Posted by peeterjoot on January 3, 2012

[Click here for a PDF of this post with nicer formatting and figures if the post had any (especially if my latex to wordpress script has left FORMULA DOES NOT PARSE errors.)]

# Motivation.

For a QM problem I had need of a recurrence relation for Hermite polynomials. I found it in [1], but thought I’d try to derive the relation myself.

# Guts

The starting point I’ll use is the Rodgigues’ formula definition of the Hermite polynomials

\begin{aligned}H_n = (-1)^n e^{x^2} \frac{d^n}{dx^n} e^{-x^2}\end{aligned} \hspace{\stretch{1}}(2.1)

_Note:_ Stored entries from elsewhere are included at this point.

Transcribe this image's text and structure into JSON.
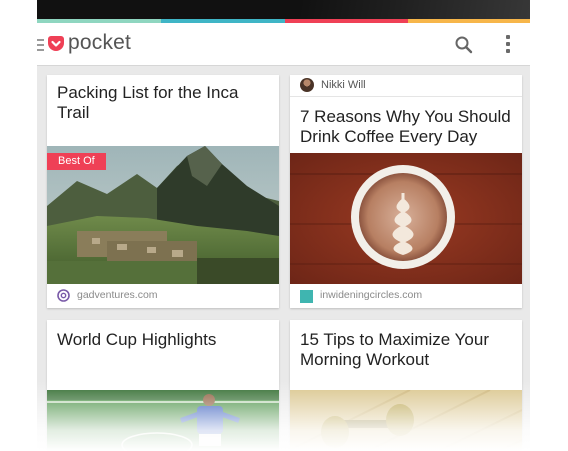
{
  "app": {
    "name": "pocket",
    "accent": "#ef4056",
    "stripe_colors": [
      "#8fd6c0",
      "#3fb5c6",
      "#ef4056",
      "#f7b64a"
    ]
  },
  "toolbar": {
    "menu_icon": "menu-icon",
    "search_icon": "search-icon",
    "more_icon": "more-vert-icon"
  },
  "cards": [
    {
      "title": "Packing List for the Inca Trail",
      "badge": "Best Of",
      "domain": "gadventures.com",
      "domain_icon": "at-sign-icon",
      "image": "mountain-ruins-photo"
    },
    {
      "author": "Nikki Will",
      "title": "7 Reasons Why You Should Drink Coffee Every Day",
      "domain": "inwideningcircles.com",
      "domain_icon": "teal-square-icon",
      "image": "latte-art-photo"
    },
    {
      "title": "World Cup Highlights",
      "image": "soccer-player-photo"
    },
    {
      "title": "15 Tips to Maximize Your Morning Workout",
      "image": "dumbbells-photo"
    }
  ]
}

Let’s write $D = d/dx$, and take the derivative of $H_n$

\begin{aligned}(-1)^n D H_n &= D \left( e^{x^2} D^n e^{-x^2} \right) \\ &= 2 x e^{x^2} D^n e^{-x^2} + e^{x^2} D^n \left( - 2 x e^{-x^2} \right) \\ &= 2 x e^{x^2} D^n e^{-x^2} + e^{x^2} \sum_{k=0}^n \binom{n}{k} D^k (-2 x) D^{n-k} e^{-x^2} \\ &= 2 x e^{x^2} D^n e^{-x^2} + e^{x^2} \sum_{k=0}^1 \binom{n}{k} D^k (-2 x) D^{n-k} e^{-x^2} \\ &= \not{{2 x e^{x^2} D^n e^{-x^2} }}+ e^{x^2} \left(-\not{{2 x D^{n} e^{-x^2} }}- 2 n D^{n-1} e^{-x^2} \right) \\ &= - 2 n D^{n-1} e^{-x^2} .\end{aligned}

So we have the rather simple end result

\begin{aligned}\frac{d}{dx} H_n(x)=2 n H_{n-1}(x).\end{aligned} \hspace{\stretch{1}}(2.2)

# References

[1] M. Abramowitz and I.A. Stegun. Handbook of mathematical functions with formulas, graphs, and mathematical tables, volume 55. Dover publications, 1964.